Autonomías y elecciones
( ... ) Nos satisface el nuevo acuerdo Gobierno-PSOE recomponiendo el anterior de julio de 1981, sobre las autonomías. No estamos seguros de los incumplimientos que han denunciado los socialistas o, al menos, de que esos incumplimientos hayan tenido la gravedad invocada, pero de lo que sí estamos seguros es de lo que ha dicho el señor Martín Villa y en lo que ha convenido don Felipe González, y esto, repetimos, debe ser motivo de satisfacción.Ha declarado el vicepresidente primero del Gobierno que sin la ley orgánica de las autonomías (la LOAPA) nos quedaríamos sin el Estado de las autonomías, y éste es también nuestro parecer y lo que enseña la experiencia. Póngase a la racionalización del proceso autonómico el nombre de LOAPA o el que se quiera, pero lo indiscutible es que sin esa racionalización todo se irá al traste. No es que nos quedemos sin Estado de las autonomías, es que nos quedaremos sin Estado. ( ... )

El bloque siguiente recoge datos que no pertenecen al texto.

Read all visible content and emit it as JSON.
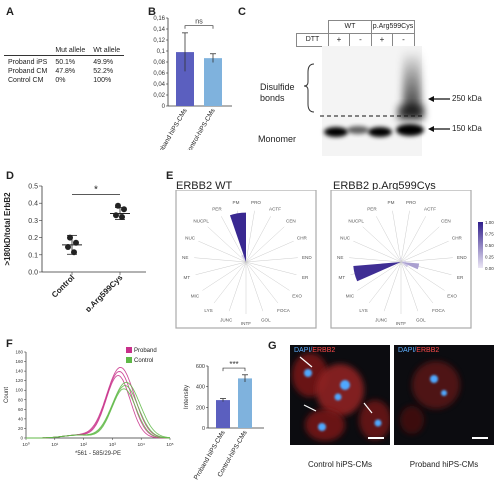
{
  "panels": {
    "A": "A",
    "B": "B",
    "C": "C",
    "D": "D",
    "E": "E",
    "F": "F",
    "G": "G"
  },
  "panel_a": {
    "headers": [
      "",
      "Mut allele",
      "Wt allele"
    ],
    "rows": [
      [
        "Proband iPS",
        "50.1%",
        "49.9%"
      ],
      [
        "Proband CM",
        "47.8%",
        "52.2%"
      ],
      [
        "Control CM",
        "0%",
        "100%"
      ]
    ]
  },
  "chart_data": [
    {
      "id": "B",
      "type": "bar",
      "categories": [
        "Proband hiPS-CMs",
        "Control-hiPS-CMs"
      ],
      "values": [
        0.098,
        0.087
      ],
      "errors": [
        0.035,
        0.008
      ],
      "ylim": [
        0,
        0.16
      ],
      "yticks": [
        "0",
        "0,02",
        "0,04",
        "0,06",
        "0,08",
        "0,1",
        "0,12",
        "0,14",
        "0,16"
      ],
      "significance": "ns",
      "colors": [
        "#5b5fbf",
        "#7fb2dd"
      ]
    },
    {
      "id": "D",
      "type": "scatter",
      "ylabel": ">180kD/total ErbB2",
      "categories": [
        "Control",
        "p.Arg599Cys"
      ],
      "points": [
        [
          0.2,
          0.17,
          0.145,
          0.115
        ],
        [
          0.385,
          0.365,
          0.33,
          0.32
        ]
      ],
      "means": [
        0.158,
        0.34
      ],
      "sd": [
        0.055,
        0.035
      ],
      "ylim": [
        0,
        0.5
      ],
      "yticks": [
        "0.0",
        "0.1",
        "0.2",
        "0.3",
        "0.4",
        "0.5"
      ],
      "significance": "*"
    },
    {
      "id": "E",
      "type": "radial",
      "spokes": [
        "PRO",
        "ACTF",
        "CEN",
        "CHR",
        "END",
        "ER",
        "EXO",
        "FOCA",
        "GOL",
        "INTF",
        "JUNC",
        "LYS",
        "MIC",
        "MT",
        "NE",
        "NUC",
        "NUCPL",
        "PER",
        "PM"
      ],
      "panels": [
        {
          "title": "ERBB2 WT",
          "values": {
            "PM": 0.95,
            "PER": 0.15
          }
        },
        {
          "title": "ERBB2 p.Arg599Cys",
          "values": {
            "MT": 0.92,
            "ER": 0.35,
            "EXO": 0.15,
            "END": 0.1,
            "PM": 0.08
          }
        }
      ],
      "colorbar": [
        "1.00",
        "0.75",
        "0.50",
        "0.25",
        "0.00"
      ]
    },
    {
      "id": "F-hist",
      "type": "line",
      "xlabel": "*561 - 585/29-PE",
      "ylabel": "Count",
      "yticks": [
        "0",
        "20",
        "40",
        "60",
        "80",
        "100",
        "120",
        "140",
        "160",
        "180"
      ],
      "xticks": [
        "10⁰",
        "10¹",
        "10²",
        "10³",
        "10⁴",
        "10⁵"
      ],
      "series": [
        {
          "name": "Proband",
          "color": "#c8308a",
          "peak_log": 3.2,
          "peak": 142
        },
        {
          "name": "Control",
          "color": "#5fb847",
          "peak_log": 3.4,
          "peak": 112
        }
      ]
    },
    {
      "id": "F-bar",
      "type": "bar",
      "ylabel": "Intensity",
      "categories": [
        "Proband hiPS-CMs",
        "Control-hiPS-CMs"
      ],
      "values": [
        270,
        480
      ],
      "errors": [
        15,
        35
      ],
      "ylim": [
        0,
        600
      ],
      "yticks": [
        "0",
        "200",
        "400",
        "600"
      ],
      "significance": "***",
      "colors": [
        "#5b5fbf",
        "#7fb2dd"
      ]
    }
  ],
  "panel_c": {
    "groups": [
      "WT",
      "p.Arg599Cys"
    ],
    "dtt_label": "DTT",
    "dtt": [
      "+",
      "-",
      "+",
      "-"
    ],
    "bracket_label": "Disulfide bonds",
    "monomer_label": "Monomer",
    "markers": [
      "250 kDa",
      "150 kDa"
    ]
  },
  "panel_g": {
    "stain_labels": [
      {
        "dapi": "DAPI/",
        "erbb2": "ERBB2"
      },
      {
        "dapi": "DAPI/",
        "erbb2": "ERBB2"
      }
    ],
    "captions": [
      "Control hiPS-CMs",
      "Proband hiPS-CMs"
    ]
  }
}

Tan obvio es esto que nos preguntamos cuál ha sido la auténtica finalidad de los socialistas al asumir la defensa de las autonomías para acabar coincidiendo con el Gobierno, por boca de don Felipe González, en que, si no hubiera acuerdos al respecto, las autonomías estarían reclamando la LOAFA o algo parecido. Nos preguntamos si no es posible ver en su actitud simplemente un medio más de presionar al Gobierno, haciéndole comprender que no puede hacer nada sin contar con ellos. Vamos a razonar esa pregunta.
Estamos seguros de que los socialistas son completamente sinceros cuando rechazan la anticipación de las elecciones generales: ¿cómo va a atraerles ser ahora Gobierno, si salieran vencedores, ante la magnitud de los problemas pendientes? Pero también son completamente sinceros cuando piden un Gobierno de coalición y hacen todo lo posible para que su necesidad se imponga. Sé. explica. Un Gobierno de esas características, con un partido en la situación actual de UCD, les daría todas las ventajas de estar en el poder y ninguno de sus inconvenientes. Es natural que hagan lo posible para convencer a los gobernantes de que sin su asistencia -en las votaciones parlamentarias como en los acuerdos sobre autonomías- no pueden dar ni un paso.